How Liberia’s Human Traffickers Stay Free

A mass escape from a trafficking ring handed prosecutors everything they needed for Liberia’s biggest trafficking conviction. 51 victims say a bribe is about to set their traffickers free

By Anthony Stephens, senior justice correspondent and New Narratives editors

On a morning last October, more than 50 women and men walked into Paynesville magistrates’ court and told the prosecutors everything. They described a compound next to Vice President Jeremiah Koung’s Gbankpa Town home, where they had been lured with false promises of help to get jobs in Canada or Australia. They described the 27 men and women who they said had tortured, trafficked, stolen, starved, and rape them. One victim has vanished and was feared murdered. Within days, eleven suspects were under arrest. It should have been, by any measure, a breakthrough in the exploding crime of human trafficking that was destroying the lives of poor Liberians across the country.

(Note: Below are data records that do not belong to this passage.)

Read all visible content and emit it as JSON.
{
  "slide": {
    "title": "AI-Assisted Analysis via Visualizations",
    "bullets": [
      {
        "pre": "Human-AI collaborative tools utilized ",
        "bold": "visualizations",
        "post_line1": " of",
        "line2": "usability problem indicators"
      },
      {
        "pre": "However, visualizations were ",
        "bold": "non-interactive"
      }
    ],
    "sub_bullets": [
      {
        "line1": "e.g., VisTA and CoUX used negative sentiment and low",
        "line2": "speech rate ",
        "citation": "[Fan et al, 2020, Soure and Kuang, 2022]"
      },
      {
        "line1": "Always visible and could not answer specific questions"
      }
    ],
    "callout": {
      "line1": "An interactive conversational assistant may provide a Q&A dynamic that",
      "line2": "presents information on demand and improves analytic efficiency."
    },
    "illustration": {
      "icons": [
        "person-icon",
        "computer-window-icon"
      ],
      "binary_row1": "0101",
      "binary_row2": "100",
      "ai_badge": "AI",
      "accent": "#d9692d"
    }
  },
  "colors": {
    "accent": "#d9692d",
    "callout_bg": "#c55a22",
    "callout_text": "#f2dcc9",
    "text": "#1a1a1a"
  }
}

For years Liberians had been watching a major coordinated crime unfold against them. Missing persons posts appearing on Facebook — pleas for help finding a daughter who had left for a housekeeping job in Canada, a son who had gone to Australia, a husband bound for South Africa, all of whom had stopped making contact. The posts multiplied. Everyone had a nephew or a daughter who was trapped in some foreign country. One cartel, possibly more, had identified something useful: that in a country where poverty runs deep enough to make any promise of work abroad feel like salvation, there was no shortage of people willing to believe.

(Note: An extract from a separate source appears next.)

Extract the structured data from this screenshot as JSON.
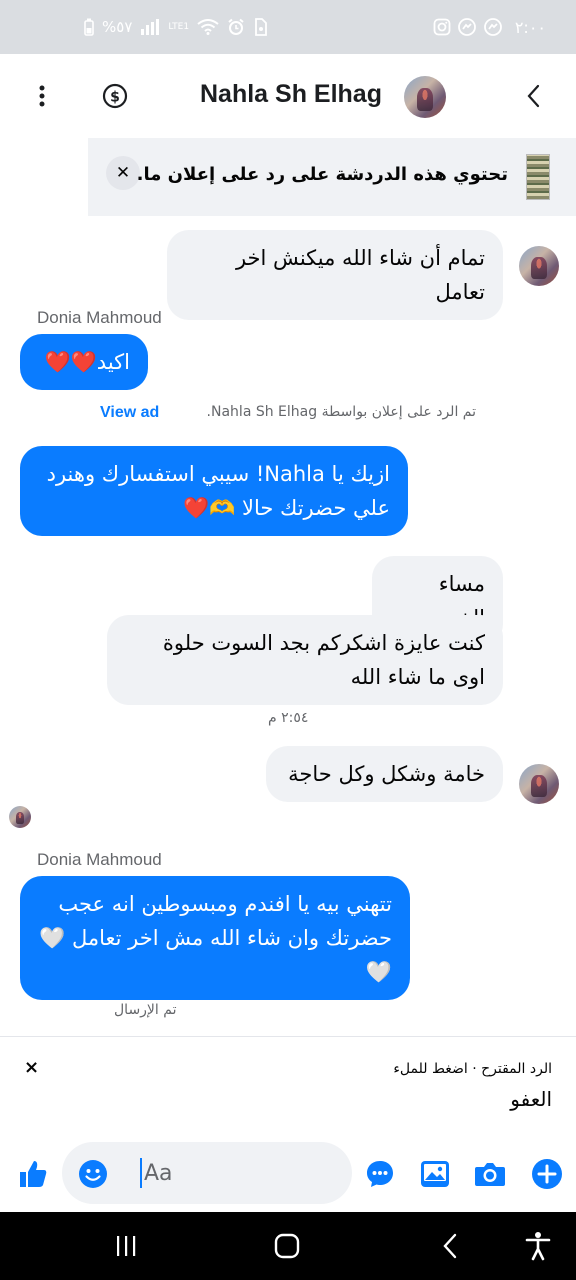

When the Gbankpa Town victims came forward, advocates who had been tracking the explosion of trafficking scams allowed themselves, cautiously, to hope. Here, finally, was a case the government could not ignore. There were survivors willing to testify, suspects in custody, statements on the record. It was everything a prosecution requires.

Everything, it would turn out, except a system willing to use it.

Five months later, the case is not on the docket. The chief prosecutor of Court “A,” where human trafficking cases are tried, says it will not be heard before the court closes this term on April 12. The defendants, not having been tried in a “timely manner”, will be eligible for bail. Men facing a minimum 20-year sentence are unlikely to stick around. The $100,000 prosecutors say was stolen from victims, and any hope of seeing justice, will go with them.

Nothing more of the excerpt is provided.